When playing for Vista, I’m representing my school and community and that’s really important to me, while playing for Mexico I’m representing my country and living the dreams I made up as a child. They are very different, but it is an honor to do both.

Do you want to play for the next World Cup team?

Yes, I hope to be in the next World Cup I qualify for. I’m going to keep working hard to make the team.

After the World Cup, did you receive a lot of press?

When we flew back, we were immediately confronted with a bunch of press and went into a press conference. Since then, I have done about seven to eight interviews for local newspapers, television and radio stations.

How do you cope with being in the spotlight?

Personally, I hate talking about myself. I like it when I’m with my team because we can share our accomplishments and experiences that we had together. I love talking about my experiences to young players who look up to me, but when I’m alone, I try my hardest to stick to the main point of the questions. Even then I usually answer the minimum.

When it comes down to it…

“It is always a great thing when others recognize your hard work and achievements, but never push yourself to the limit to impress others, do it to impress yourself.”

Swim Star

Name: Matthew Klotz

Grade: 12

Known For: Represented USA in the Deaflympics

What was it like to compete in the Deaflympics?

It was a really unique experience going into it for the first time ever and being the new kid there. After experiencing the first one, I definitely want to keeping going for them each four years.

How did it feel to break some World Records at Deaflympics?

Going into the meet, I really didn’t have much expectations because it was my very first international meet... But, when I got there all my USA teammates were telling me how I had such a good chance at winning the gold and even breaking the World Records. I still remember that exact moment when I broke both the 100m and 200m backstroke records.

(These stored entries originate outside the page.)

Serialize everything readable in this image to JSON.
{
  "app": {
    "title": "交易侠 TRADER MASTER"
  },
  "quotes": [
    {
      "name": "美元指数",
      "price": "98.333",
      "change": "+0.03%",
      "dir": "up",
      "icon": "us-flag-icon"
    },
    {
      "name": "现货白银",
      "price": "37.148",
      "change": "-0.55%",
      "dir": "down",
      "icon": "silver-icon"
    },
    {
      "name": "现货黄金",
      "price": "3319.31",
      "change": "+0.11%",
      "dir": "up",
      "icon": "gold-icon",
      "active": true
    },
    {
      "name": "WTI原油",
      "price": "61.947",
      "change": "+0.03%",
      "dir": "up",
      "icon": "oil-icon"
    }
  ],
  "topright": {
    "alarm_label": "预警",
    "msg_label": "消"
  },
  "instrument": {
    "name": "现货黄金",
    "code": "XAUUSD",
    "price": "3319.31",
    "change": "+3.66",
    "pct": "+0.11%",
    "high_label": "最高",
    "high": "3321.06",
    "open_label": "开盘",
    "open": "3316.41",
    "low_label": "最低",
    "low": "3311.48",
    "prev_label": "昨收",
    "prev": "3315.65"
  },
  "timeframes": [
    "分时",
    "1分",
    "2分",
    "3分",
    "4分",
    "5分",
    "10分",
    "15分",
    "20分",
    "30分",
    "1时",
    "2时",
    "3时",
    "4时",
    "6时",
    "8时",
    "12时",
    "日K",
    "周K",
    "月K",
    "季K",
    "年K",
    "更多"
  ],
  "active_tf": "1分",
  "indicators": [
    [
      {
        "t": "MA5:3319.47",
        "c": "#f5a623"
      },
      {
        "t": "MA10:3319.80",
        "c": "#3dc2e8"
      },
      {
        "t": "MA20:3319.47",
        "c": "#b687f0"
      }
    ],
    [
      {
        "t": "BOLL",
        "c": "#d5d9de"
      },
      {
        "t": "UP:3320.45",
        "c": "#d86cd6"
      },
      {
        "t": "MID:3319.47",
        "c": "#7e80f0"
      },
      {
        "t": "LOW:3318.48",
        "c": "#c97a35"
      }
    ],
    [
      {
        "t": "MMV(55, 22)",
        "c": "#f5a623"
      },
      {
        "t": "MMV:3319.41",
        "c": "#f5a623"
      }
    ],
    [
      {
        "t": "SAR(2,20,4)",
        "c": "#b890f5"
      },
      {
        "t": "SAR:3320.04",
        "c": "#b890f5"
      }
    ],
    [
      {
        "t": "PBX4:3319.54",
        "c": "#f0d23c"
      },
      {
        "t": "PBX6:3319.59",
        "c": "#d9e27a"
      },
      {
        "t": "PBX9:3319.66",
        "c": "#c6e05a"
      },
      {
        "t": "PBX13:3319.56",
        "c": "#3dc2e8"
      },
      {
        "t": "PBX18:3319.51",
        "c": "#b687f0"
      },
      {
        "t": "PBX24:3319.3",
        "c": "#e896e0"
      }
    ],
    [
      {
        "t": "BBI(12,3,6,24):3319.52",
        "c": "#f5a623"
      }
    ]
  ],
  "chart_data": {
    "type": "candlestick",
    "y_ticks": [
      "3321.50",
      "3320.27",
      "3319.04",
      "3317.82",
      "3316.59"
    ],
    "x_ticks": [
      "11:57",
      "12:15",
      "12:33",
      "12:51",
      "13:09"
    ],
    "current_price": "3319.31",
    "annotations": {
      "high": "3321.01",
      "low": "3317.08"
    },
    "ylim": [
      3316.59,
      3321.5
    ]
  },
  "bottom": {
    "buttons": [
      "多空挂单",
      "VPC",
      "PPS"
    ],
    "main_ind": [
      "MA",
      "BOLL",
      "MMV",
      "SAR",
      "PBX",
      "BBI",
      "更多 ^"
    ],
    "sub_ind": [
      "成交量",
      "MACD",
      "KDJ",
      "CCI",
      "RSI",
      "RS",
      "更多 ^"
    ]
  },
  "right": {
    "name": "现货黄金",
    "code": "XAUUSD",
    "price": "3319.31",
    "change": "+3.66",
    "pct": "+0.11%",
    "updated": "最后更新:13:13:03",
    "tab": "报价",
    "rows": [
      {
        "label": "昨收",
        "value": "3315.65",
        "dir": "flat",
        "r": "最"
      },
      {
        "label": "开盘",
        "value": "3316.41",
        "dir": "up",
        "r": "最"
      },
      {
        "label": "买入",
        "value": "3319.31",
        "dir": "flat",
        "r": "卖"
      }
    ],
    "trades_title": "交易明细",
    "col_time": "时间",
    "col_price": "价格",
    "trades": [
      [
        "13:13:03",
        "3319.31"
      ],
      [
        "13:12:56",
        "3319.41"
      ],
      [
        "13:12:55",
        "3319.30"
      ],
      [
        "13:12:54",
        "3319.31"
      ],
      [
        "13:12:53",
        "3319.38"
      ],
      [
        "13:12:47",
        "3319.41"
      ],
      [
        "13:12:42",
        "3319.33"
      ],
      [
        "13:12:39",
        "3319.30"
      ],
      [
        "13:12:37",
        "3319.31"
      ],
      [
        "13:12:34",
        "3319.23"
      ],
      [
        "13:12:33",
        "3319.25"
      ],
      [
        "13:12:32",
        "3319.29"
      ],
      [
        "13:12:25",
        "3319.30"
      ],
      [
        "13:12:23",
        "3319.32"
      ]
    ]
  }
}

I was completely excited, knowing that all my hard work had paid off.

What was it like coming home after the Deaflympics?

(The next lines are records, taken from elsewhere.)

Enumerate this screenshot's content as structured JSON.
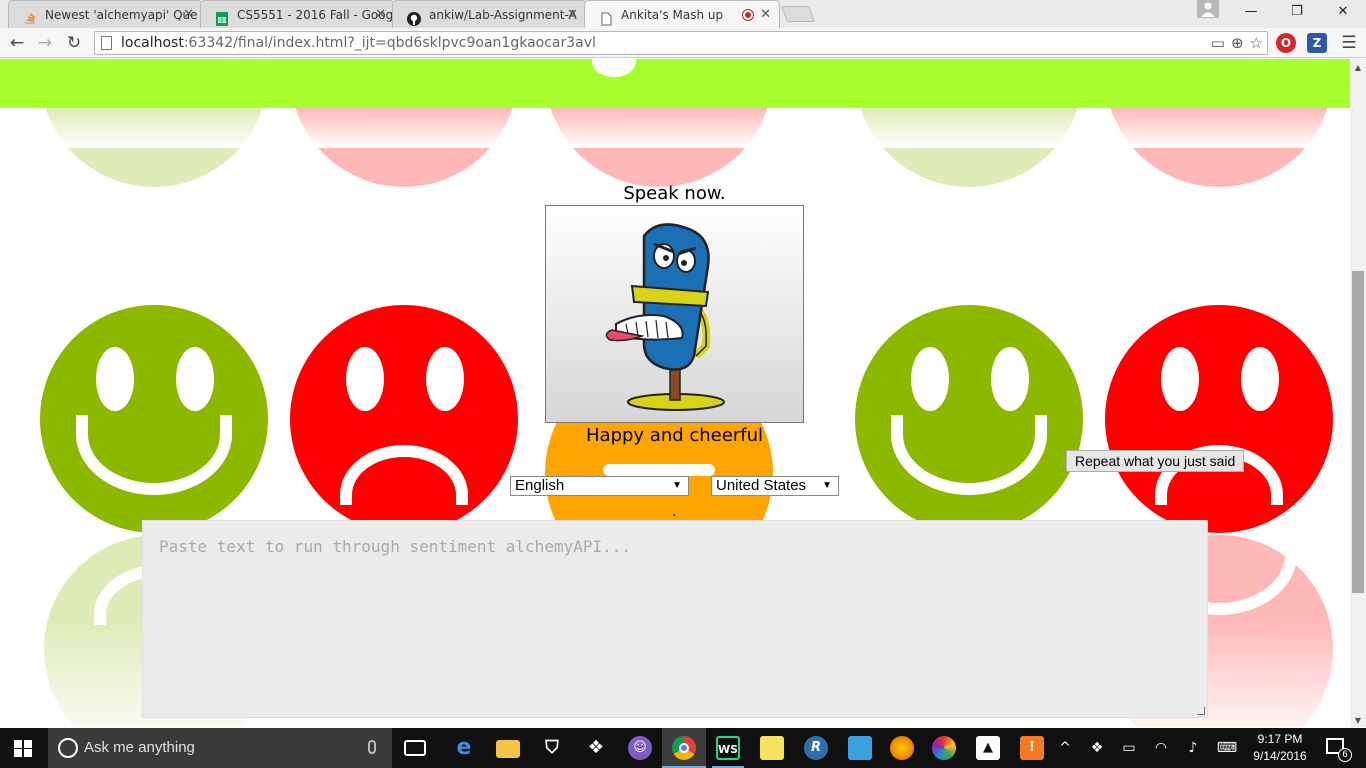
{
  "browser": {
    "tabs": [
      {
        "title": "Newest 'alchemyapi' Que",
        "icon": "stackoverflow-icon",
        "active": false
      },
      {
        "title": "CS5551 - 2016 Fall - Goog",
        "icon": "google-sheets-icon",
        "active": false
      },
      {
        "title": "ankiw/Lab-Assignment-A",
        "icon": "github-icon",
        "active": false
      },
      {
        "title": "Ankita's Mash up",
        "icon": "page-icon",
        "active": true
      }
    ],
    "url_host": "localhost",
    "url_rest": ":63342/final/index.html?_ijt=qbd6sklpvc9oan1gkaocar3avl",
    "extensions": [
      {
        "icon": "opera-icon",
        "color": "#d62828",
        "glyph": "O"
      },
      {
        "icon": "zotero-icon",
        "color": "#2a5aa8",
        "glyph": "Z"
      }
    ]
  },
  "page": {
    "speak_label": "Speak now.",
    "mood_label": "Happy and cheerful",
    "dot_text": ".",
    "language_select": {
      "selected": "English"
    },
    "dialect_select": {
      "selected": "United States"
    },
    "repeat_button": "Repeat what you just said",
    "textarea_placeholder": "Paste text to run through sentiment alchemyAPI...",
    "colors": {
      "header_bar": "#a6ff2b",
      "happy_face": "#8cb800",
      "sad_face": "#ff0000",
      "neutral_face": "#ffa500"
    }
  },
  "taskbar": {
    "search_placeholder": "Ask me anything",
    "clock_time": "9:17 PM",
    "clock_date": "9/14/2016",
    "notification_count": "6",
    "pinned": [
      {
        "icon": "task-view-icon"
      },
      {
        "icon": "edge-icon"
      },
      {
        "icon": "file-explorer-icon"
      },
      {
        "icon": "store-icon"
      },
      {
        "icon": "dropbox-icon"
      },
      {
        "icon": "purple-app-icon"
      },
      {
        "icon": "chrome-icon"
      },
      {
        "icon": "webstorm-icon"
      },
      {
        "icon": "sticky-notes-icon"
      },
      {
        "icon": "r-icon"
      },
      {
        "icon": "app-icon"
      },
      {
        "icon": "firefox-icon"
      },
      {
        "icon": "picasa-icon"
      },
      {
        "icon": "photos-icon"
      }
    ]
  }
}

When I got back home after a twenty-three hour flight back to California from Bulgaria, I was just really thrilled to see my family and show them all my accomplishments over two weeks. Then shortly after I had several interviews which was really exciting and nerve wracking at first. The biggest thing I was excited about was the documentary film coming out which I got to be in and should be coming out over summer.

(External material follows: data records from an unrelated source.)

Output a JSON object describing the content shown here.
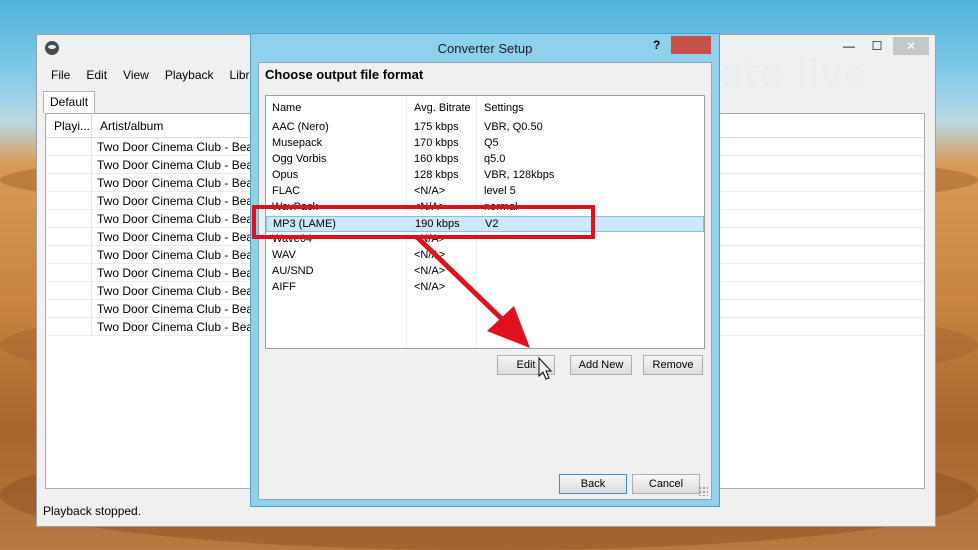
{
  "main_window": {
    "menu": [
      "File",
      "Edit",
      "View",
      "Playback",
      "Librar"
    ],
    "tab": "Default",
    "columns": [
      "Playi...",
      "Artist/album"
    ],
    "rows": [
      "Two Door Cinema Club - Beaco",
      "Two Door Cinema Club - Beaco",
      "Two Door Cinema Club - Beaco",
      "Two Door Cinema Club - Beaco",
      "Two Door Cinema Club - Beaco",
      "Two Door Cinema Club - Beaco",
      "Two Door Cinema Club - Beaco",
      "Two Door Cinema Club - Beaco",
      "Two Door Cinema Club - Beaco",
      "Two Door Cinema Club - Beaco",
      "Two Door Cinema Club - Beaco"
    ],
    "status": "Playback stopped.",
    "controls": {
      "minimize": "—",
      "maximize": "☐",
      "close": "✕"
    }
  },
  "watermark": "pete live",
  "dialog": {
    "title": "Converter Setup",
    "help": "?",
    "heading": "Choose output file format",
    "columns": {
      "name": "Name",
      "bitrate": "Avg. Bitrate",
      "settings": "Settings"
    },
    "formats": [
      {
        "name": "AAC (Nero)",
        "bitrate": "175 kbps",
        "settings": "VBR, Q0.50"
      },
      {
        "name": "Musepack",
        "bitrate": "170 kbps",
        "settings": "Q5"
      },
      {
        "name": "Ogg Vorbis",
        "bitrate": "160 kbps",
        "settings": "q5.0"
      },
      {
        "name": "Opus",
        "bitrate": "128 kbps",
        "settings": "VBR, 128kbps"
      },
      {
        "name": "FLAC",
        "bitrate": "<N/A>",
        "settings": "level 5"
      },
      {
        "name": "WavPack",
        "bitrate": "<N/A>",
        "settings": "normal"
      },
      {
        "name": "MP3 (LAME)",
        "bitrate": "190 kbps",
        "settings": "V2"
      },
      {
        "name": "Wave64",
        "bitrate": "<N/A>",
        "settings": ""
      },
      {
        "name": "WAV",
        "bitrate": "<N/A>",
        "settings": ""
      },
      {
        "name": "AU/SND",
        "bitrate": "<N/A>",
        "settings": ""
      },
      {
        "name": "AIFF",
        "bitrate": "<N/A>",
        "settings": ""
      }
    ],
    "selected_index": 6,
    "buttons": {
      "edit": "Edit",
      "add_new": "Add New",
      "remove": "Remove",
      "back": "Back",
      "cancel": "Cancel"
    }
  },
  "colors": {
    "highlight": "#e0111b",
    "selection": "#cce8ff",
    "dialog_frame": "#8fd0ec"
  }
}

How did you cope with the pressure?

After a crazy summer of swimming, many people got to know what I had accomplished and know how much I was into swimming. At first, I was actually scared because I wasn’t used to any of the press or attention. It is a nice feeling, especially when people ask me questions about it and I can share my experience. I know I will continue to keep swimming and reach for my high-end goals and hope to achieve them. I’m also extremely thankful for all my friends and family who have supported me along the way.

When it comes down to it…

“Despite not being able to hear everything, this has and always will motivate me to try and be the best I can be in the sport of swimming with a disability, hoping to inspire some other disabled athletes out there.”